The first is the middle class majority who were ready and able to take advantage of the gains wrought by the civil rights movement and affirmative action. The second group are those Robinson calls the Abandoned–the twenty-five percent of black Americans trapped in crushing poverty, poor schools, dismal neighborhoods and familial dysfunction. An oligarchy of uber-rich blacks who are so successful that even white people sit up and take notice is the third group; Robinson calls them the Transcendent elite. Finally, recent black immigrants from the Caribbean and Africa and multi-racial blacks make up the fourth group labeled the Emergents.

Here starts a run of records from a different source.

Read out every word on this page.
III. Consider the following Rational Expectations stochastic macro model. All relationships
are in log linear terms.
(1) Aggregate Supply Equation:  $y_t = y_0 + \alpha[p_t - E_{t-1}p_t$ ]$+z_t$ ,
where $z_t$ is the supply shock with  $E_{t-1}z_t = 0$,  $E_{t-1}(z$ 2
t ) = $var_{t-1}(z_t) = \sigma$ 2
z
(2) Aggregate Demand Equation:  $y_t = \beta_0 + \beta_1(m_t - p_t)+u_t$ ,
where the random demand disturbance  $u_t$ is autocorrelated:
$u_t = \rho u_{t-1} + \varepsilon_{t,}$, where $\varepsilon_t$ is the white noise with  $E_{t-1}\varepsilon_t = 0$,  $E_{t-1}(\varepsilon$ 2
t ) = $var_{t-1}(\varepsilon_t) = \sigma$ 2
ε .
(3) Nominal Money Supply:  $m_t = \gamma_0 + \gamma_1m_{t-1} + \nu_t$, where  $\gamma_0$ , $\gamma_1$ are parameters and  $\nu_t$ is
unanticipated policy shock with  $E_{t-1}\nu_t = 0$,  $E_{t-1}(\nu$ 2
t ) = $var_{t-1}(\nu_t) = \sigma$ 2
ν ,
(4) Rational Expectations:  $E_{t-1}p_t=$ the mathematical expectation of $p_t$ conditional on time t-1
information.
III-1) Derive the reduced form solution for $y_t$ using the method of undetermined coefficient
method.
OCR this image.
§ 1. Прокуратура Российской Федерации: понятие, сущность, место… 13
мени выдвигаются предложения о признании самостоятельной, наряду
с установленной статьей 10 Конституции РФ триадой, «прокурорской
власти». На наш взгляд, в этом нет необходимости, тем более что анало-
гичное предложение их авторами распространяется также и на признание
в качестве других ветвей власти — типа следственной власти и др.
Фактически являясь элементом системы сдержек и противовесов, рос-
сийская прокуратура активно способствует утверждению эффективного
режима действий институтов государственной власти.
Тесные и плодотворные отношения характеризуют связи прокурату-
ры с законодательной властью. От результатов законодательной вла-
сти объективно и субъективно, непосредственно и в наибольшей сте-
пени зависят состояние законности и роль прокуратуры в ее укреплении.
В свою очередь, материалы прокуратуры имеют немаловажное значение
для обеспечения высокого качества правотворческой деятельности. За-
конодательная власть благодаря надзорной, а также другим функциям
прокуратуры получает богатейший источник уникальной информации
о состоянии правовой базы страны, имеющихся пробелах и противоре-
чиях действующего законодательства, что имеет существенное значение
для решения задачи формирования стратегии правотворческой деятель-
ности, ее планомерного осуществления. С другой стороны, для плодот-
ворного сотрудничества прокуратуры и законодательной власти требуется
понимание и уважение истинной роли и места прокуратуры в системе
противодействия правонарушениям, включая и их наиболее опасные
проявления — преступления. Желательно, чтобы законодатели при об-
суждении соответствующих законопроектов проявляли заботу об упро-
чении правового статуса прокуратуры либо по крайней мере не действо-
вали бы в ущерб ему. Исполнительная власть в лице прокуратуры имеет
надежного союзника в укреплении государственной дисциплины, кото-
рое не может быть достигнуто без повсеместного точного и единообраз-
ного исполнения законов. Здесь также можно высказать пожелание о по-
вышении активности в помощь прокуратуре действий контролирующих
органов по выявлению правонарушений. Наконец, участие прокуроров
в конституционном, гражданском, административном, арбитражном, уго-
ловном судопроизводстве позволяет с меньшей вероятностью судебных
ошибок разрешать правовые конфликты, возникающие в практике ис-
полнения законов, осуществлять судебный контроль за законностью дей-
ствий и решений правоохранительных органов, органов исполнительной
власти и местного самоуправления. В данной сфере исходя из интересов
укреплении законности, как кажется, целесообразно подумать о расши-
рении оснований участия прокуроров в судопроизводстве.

According to Robinson, the groups are demographically, psychologically and geographically distinct, hold vastly different mind sets and lead mostly separate lives.

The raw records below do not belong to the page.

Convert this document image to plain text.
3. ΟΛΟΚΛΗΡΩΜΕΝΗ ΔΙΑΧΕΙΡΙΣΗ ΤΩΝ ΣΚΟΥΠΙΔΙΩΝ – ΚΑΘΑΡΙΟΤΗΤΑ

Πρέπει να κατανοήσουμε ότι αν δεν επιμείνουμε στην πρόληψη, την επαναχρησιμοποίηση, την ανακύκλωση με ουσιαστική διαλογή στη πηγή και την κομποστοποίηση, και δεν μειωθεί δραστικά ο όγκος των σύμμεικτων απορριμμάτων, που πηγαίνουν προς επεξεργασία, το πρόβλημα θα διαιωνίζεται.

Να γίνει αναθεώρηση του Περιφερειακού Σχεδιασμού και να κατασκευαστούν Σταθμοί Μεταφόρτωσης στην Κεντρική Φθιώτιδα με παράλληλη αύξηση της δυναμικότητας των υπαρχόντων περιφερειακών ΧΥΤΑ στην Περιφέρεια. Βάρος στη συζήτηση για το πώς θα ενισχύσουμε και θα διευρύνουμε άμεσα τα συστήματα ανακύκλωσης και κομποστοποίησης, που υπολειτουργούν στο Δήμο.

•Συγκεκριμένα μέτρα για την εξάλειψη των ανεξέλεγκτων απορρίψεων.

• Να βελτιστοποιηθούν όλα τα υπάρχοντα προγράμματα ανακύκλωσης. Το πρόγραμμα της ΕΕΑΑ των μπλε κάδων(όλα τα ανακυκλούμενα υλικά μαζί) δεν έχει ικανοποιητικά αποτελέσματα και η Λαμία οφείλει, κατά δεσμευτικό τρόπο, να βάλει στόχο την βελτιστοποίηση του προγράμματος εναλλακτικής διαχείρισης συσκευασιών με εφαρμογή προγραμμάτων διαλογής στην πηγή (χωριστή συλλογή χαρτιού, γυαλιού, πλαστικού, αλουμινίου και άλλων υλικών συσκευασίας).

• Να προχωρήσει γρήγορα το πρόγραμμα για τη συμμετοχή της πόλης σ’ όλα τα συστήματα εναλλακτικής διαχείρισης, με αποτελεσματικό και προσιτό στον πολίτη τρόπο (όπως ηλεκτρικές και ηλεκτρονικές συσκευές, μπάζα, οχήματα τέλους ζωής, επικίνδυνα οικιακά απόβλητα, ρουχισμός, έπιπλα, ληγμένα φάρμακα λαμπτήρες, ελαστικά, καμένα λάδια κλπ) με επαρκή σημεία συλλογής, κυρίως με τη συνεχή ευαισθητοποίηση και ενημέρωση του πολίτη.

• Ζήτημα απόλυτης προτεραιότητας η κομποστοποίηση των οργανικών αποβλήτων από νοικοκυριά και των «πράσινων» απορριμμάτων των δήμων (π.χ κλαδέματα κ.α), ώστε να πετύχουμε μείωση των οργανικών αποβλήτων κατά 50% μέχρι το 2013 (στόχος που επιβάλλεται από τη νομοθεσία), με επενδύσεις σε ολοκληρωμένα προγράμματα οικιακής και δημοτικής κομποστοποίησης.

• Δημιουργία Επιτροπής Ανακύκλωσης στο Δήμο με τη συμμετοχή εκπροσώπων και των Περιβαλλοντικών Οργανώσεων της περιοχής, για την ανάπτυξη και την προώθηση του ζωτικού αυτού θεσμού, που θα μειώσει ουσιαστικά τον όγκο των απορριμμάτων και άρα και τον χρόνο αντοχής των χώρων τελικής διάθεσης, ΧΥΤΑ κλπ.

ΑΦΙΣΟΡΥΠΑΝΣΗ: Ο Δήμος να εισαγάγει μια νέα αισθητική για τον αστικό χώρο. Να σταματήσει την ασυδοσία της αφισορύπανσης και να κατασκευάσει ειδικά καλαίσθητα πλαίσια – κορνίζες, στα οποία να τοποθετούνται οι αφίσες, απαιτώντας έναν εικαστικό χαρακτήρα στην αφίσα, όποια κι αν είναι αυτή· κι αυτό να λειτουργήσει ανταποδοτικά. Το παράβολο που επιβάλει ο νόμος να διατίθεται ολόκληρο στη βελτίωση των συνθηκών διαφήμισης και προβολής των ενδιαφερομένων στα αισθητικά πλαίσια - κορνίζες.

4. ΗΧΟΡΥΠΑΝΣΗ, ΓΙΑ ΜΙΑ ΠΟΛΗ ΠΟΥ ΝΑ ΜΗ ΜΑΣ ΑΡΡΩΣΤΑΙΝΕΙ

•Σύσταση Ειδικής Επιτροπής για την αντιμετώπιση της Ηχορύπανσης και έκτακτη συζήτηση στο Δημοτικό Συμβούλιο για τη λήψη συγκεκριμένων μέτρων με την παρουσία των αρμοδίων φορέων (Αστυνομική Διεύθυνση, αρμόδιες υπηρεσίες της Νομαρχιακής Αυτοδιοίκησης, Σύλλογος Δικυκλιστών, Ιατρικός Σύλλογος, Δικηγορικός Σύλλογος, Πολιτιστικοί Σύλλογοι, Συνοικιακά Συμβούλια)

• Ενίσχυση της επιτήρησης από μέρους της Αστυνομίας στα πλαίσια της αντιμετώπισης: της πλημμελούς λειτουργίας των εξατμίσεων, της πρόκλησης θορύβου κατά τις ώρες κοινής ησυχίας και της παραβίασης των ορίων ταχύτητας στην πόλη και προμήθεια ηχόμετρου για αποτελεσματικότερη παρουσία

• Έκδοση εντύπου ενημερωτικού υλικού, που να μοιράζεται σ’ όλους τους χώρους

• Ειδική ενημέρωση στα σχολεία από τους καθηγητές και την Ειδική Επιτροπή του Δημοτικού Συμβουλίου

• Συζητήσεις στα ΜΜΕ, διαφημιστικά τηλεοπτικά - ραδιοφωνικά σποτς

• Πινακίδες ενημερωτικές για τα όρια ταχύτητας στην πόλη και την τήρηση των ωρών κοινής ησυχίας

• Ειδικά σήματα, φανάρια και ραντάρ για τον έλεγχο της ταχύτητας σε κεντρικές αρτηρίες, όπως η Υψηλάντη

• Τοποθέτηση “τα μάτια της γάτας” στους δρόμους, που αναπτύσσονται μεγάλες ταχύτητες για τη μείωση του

In Disintegration, Robinson also explains how the black community arrived at this point, taking the reader on a journey from Jim Crow to the Great Migration to the civil rights movement. A commonality of each of these eras was that even wealthy blacks were restricted as to where they could live, work, attend school and church. That fact alone created a unity in the black community that helped it traverse the racial minefield of America. Black neighborhoods with their mix of income and education levels created a nurturing haven for numerous generations of black children. They were places where black children could dream and do and be. It is ironic that the fight for racial equality would be one of the elements that helped fracture that community.

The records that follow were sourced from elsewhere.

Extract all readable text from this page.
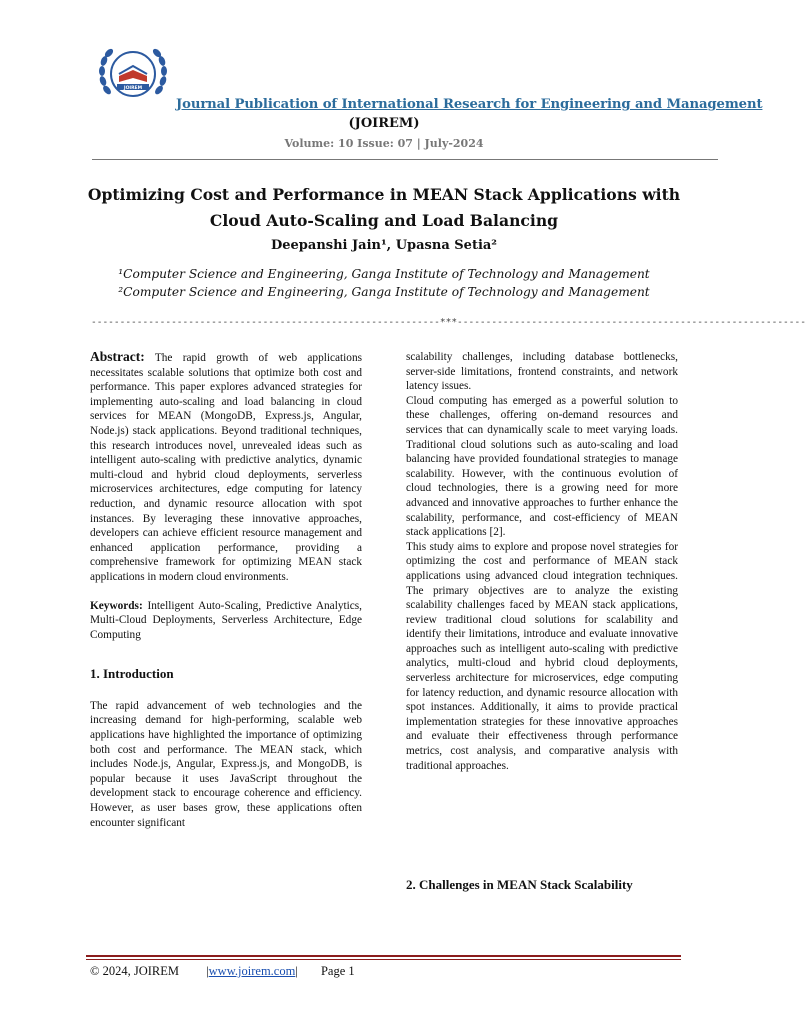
JOIREM
Journal Publication of International Research for Engineering and Management
(JOIREM)
Volume: 10 Issue: 07 | July-2024
Optimizing Cost and Performance in MEAN Stack Applications with
Cloud Auto-Scaling and Load Balancing
Deepanshi Jain¹, Upasna Setia²
¹Computer Science and Engineering, Ganga Institute of Technology and Management
²Computer Science and Engineering, Ganga Institute of Technology and Management
-------------------------------------------------------------***-------------------------------------------------------------

Abstract: The rapid growth of web applications necessitates scalable solutions that optimize both cost and performance. This paper explores advanced strategies for implementing auto-scaling and load balancing in cloud services for MEAN (MongoDB, Express.js, Angular, Node.js) stack applications. Beyond traditional techniques, this research introduces novel, unrevealed ideas such as intelligent auto-scaling with predictive analytics, dynamic multi-cloud and hybrid cloud deployments, serverless microservices architectures, edge computing for latency reduction, and dynamic resource allocation with spot instances. By leveraging these innovative approaches, developers can achieve efficient resource management and enhanced application performance, providing a comprehensive framework for optimizing MEAN stack applications in modern cloud environments.

Keywords: Intelligent Auto-Scaling, Predictive Analytics, Multi-Cloud Deployments, Serverless Architecture, Edge Computing

1. Introduction

The rapid advancement of web technologies and the increasing demand for high-performing, scalable web applications have highlighted the importance of optimizing both cost and performance. The MEAN stack, which includes Node.js, Angular, Express.js, and MongoDB, is popular because it uses JavaScript throughout the development stack to encourage coherence and efficiency. However, as user bases grow, these applications often encounter significant

scalability challenges, including database bottlenecks, server-side limitations, frontend constraints, and network latency issues.

Cloud computing has emerged as a powerful solution to these challenges, offering on-demand resources and services that can dynamically scale to meet varying loads. Traditional cloud solutions such as auto-scaling and load balancing have provided foundational strategies to manage scalability. However, with the continuous evolution of cloud technologies, there is a growing need for more advanced and innovative approaches to further enhance the scalability, performance, and cost-efficiency of MEAN stack applications [2].

This study aims to explore and propose novel strategies for optimizing the cost and performance of MEAN stack applications using advanced cloud integration techniques. The primary objectives are to analyze the existing scalability challenges faced by MEAN stack applications, review traditional cloud solutions for scalability and identify their limitations, introduce and evaluate innovative approaches such as intelligent auto-scaling with predictive analytics, multi-cloud and hybrid cloud deployments, serverless architecture for microservices, edge computing for latency reduction, and dynamic resource allocation with spot instances. Additionally, it aims to provide practical implementation strategies for these innovative approaches and evaluate their effectiveness through performance metrics, cost analysis, and comparative analysis with traditional approaches.

2. Challenges in MEAN Stack Scalability
© 2024, JOIREM |www.joirem.com| Page 1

Robinson looks at a social change in American society that few authors and pundits have acknowledged or explored: interracial marriages. Well into the middle of the twentieth century, marriages between blacks and whites were illegal, and not only in the South. The anti-miscegenation laws were declared unconstitutional by the Supreme Court’s unanimous decision in Loving v Virginia (1967); the attitudes that spawned them were sent teetering by the tremendous social upheaval of the 1960s and 1970s, including rock ‘n roll, the Pill, Freedom Summer, the Summer of Love, the Vietnam war and Watergate. The explosion in interracial marriages has produced millions of biracial children who have challenged us to rethink America’s one-drop rule and what it means to be black.
In Disintegration Robinson skillfully weaves history, demographics and social forces together, presenting us with an important study of race and class in America, and he does so in a thoughtful and accessible manner. In the process he shatters many myths and generalizations about blacks–myths that have been held by Americans of all races.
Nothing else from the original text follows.